The work addresses what Mayorkas said is “labor-intensive” instruction that typically involves senior personnel. In this pilot, he said, DHS is training machines to act like refugees so officers can practice interviewing them.

“Refugee applicants, given the trauma that they have endured, are reticent to be forthcoming in describing that trauma,” he said. “So we’re teaching the machine to be reticent as well” and to adopt other “characteristics” of applicants.

The remarks, made on the sidelines of the security-focused RSA Conference in San Francisco, elaborate on AI initiatives that DHS announced earlier this year. The department has said it planned to develop an interactive app to supplement its training of immigration officers, drawing on so-called generative AI that creates novel content based on past data.

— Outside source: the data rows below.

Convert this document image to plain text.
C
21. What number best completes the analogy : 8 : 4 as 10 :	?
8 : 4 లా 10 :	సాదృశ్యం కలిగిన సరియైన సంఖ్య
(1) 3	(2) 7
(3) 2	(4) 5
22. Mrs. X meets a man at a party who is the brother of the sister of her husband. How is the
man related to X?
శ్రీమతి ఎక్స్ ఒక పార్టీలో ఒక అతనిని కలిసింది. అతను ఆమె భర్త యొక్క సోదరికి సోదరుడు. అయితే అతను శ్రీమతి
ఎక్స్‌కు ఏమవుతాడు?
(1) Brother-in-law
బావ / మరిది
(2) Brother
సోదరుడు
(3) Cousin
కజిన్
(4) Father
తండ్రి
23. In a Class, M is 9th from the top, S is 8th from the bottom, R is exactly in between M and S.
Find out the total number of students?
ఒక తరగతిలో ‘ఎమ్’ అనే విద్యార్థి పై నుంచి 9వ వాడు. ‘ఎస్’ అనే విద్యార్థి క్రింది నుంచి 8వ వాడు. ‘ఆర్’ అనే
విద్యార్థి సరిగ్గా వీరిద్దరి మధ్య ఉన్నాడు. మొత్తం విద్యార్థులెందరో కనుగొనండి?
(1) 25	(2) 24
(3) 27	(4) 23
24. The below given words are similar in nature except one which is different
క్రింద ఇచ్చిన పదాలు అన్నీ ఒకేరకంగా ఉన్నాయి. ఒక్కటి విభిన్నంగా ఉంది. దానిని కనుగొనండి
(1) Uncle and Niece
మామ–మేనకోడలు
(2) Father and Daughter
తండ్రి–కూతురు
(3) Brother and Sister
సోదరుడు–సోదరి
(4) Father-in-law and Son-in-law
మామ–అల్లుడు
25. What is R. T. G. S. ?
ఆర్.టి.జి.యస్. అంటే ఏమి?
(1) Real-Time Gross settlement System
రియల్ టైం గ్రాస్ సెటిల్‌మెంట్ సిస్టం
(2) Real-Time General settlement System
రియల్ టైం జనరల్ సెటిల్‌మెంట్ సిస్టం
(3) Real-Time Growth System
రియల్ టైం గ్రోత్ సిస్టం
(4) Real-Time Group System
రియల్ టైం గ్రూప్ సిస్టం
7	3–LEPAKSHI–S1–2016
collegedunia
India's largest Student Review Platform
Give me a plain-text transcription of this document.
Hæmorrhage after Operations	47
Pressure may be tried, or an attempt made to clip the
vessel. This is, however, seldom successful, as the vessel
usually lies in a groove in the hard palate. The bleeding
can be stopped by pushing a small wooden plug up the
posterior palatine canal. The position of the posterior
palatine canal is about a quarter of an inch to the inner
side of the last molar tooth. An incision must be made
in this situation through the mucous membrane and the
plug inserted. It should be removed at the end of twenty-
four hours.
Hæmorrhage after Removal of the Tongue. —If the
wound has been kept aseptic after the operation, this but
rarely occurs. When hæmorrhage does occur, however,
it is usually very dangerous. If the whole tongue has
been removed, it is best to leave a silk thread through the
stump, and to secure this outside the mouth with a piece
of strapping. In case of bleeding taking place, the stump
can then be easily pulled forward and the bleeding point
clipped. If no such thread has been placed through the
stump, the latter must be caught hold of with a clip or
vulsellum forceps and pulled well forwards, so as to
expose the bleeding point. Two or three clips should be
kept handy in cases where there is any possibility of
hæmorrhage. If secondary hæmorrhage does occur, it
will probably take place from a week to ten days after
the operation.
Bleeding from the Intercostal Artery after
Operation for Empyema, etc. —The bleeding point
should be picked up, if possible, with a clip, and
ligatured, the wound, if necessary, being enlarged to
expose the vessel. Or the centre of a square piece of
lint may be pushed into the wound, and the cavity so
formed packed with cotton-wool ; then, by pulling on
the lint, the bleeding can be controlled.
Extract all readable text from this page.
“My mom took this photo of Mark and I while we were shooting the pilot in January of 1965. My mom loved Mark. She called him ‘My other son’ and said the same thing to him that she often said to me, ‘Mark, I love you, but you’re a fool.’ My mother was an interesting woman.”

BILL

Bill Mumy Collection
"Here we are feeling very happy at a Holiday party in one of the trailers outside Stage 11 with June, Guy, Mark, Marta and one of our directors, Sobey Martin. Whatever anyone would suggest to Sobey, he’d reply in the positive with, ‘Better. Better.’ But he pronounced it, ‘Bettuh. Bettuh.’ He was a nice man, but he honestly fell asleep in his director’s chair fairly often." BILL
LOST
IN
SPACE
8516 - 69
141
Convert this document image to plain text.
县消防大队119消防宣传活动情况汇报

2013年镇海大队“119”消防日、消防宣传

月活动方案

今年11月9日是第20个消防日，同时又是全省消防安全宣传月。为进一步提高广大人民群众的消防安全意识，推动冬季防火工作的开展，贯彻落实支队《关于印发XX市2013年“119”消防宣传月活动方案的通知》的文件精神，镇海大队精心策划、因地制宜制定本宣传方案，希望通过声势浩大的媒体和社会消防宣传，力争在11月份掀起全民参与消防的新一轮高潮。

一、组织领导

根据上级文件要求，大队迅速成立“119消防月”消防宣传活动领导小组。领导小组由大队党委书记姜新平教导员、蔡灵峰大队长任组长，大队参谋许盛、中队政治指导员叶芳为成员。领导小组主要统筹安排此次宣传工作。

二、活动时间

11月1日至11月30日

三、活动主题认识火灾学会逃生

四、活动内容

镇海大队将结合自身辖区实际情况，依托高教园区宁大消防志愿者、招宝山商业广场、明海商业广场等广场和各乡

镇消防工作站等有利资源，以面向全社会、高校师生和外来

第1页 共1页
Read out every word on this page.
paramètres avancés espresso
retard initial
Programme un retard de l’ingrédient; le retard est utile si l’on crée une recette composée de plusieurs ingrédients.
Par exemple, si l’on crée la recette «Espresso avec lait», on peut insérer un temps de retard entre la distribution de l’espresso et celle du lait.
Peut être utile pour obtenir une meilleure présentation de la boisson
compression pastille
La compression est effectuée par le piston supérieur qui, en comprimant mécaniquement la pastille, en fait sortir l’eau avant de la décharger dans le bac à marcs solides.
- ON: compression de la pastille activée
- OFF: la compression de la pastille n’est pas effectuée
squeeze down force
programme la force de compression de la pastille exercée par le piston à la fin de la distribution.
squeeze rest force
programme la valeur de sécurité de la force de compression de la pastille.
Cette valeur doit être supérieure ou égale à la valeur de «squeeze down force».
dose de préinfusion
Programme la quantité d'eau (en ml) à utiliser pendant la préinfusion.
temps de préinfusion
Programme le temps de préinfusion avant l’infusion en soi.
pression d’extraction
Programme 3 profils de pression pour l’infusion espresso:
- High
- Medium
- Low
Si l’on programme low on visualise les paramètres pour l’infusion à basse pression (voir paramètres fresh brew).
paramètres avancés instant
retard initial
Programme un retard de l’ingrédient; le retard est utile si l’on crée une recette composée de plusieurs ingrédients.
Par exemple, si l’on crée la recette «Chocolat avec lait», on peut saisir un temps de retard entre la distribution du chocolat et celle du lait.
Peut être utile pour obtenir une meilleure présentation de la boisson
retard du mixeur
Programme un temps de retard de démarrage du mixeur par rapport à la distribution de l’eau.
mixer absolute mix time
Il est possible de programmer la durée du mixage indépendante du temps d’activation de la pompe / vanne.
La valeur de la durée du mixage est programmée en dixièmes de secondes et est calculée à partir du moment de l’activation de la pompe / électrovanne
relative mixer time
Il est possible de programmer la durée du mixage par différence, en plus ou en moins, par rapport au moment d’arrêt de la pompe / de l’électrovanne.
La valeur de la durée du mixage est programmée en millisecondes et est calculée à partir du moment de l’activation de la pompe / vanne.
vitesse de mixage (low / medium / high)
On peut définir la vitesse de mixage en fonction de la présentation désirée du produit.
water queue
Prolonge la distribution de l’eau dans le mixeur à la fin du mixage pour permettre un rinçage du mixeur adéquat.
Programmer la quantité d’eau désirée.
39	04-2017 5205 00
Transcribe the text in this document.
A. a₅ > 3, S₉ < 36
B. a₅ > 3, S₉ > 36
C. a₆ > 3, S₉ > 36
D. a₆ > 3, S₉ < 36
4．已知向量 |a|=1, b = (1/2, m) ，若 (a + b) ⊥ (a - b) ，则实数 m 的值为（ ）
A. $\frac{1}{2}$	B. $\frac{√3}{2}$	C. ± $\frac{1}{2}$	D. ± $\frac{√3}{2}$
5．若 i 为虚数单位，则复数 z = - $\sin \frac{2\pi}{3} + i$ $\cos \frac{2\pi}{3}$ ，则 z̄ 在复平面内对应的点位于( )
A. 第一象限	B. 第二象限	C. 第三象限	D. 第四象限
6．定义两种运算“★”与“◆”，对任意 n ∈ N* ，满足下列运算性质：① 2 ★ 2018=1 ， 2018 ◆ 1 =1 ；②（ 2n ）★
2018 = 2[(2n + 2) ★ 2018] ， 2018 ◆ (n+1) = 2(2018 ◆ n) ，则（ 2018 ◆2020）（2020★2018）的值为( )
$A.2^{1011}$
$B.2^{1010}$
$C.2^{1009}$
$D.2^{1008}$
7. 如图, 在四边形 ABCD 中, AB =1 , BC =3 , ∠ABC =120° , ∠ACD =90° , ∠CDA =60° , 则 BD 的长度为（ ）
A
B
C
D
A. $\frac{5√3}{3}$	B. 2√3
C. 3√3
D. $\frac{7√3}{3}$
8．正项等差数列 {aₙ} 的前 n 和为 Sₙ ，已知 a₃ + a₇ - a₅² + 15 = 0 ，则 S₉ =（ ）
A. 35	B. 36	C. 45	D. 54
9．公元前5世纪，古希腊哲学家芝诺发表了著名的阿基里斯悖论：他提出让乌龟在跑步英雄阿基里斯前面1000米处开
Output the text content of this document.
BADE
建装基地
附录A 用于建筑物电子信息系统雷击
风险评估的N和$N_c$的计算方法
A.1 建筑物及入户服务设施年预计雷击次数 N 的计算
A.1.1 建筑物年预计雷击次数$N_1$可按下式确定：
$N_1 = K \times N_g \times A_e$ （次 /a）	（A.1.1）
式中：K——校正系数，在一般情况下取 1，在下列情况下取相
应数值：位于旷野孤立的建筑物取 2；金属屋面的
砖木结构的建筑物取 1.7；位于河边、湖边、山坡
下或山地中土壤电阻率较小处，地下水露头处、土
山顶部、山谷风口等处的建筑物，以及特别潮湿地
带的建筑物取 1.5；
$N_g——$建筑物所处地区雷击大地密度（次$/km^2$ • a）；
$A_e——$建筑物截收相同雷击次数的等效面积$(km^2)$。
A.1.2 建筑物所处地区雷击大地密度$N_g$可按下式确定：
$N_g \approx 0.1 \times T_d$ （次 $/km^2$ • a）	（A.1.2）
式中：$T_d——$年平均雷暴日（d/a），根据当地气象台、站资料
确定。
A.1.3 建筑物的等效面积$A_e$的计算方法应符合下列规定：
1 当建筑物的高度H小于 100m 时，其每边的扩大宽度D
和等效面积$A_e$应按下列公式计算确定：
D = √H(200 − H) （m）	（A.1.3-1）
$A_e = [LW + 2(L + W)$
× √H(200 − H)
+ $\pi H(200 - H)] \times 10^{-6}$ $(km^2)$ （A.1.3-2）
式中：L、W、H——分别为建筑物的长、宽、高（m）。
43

Specifically, United States Citizenship and Immigration Services, an agency within DHS, would build an AI program that tailored training materials to officers’ needs and prepare them to make more accurate decisions, the department said.

AI will not make immigration decisions themselves, DHS told Reuters. The AI will know country-specific conditions and other information to help officers, Mayorkas said.

The pilot adds to the many tests in industry and government seeking to reduce costs and improve performance through AI, particularly after ChatGPT’s viral launch in 2022. Such experimentation has not been without problems, including issues with translation, incorrect timeframes and pronouns.

Among more “advanced” deployments of AI, Mayorkas said the department has worked to spot anomalies when commercial trucks and passenger vehicles make border crossings. The goal, he said, is to help the department detect smuggling attempts for bringing fentanyl and other contraband into the United States.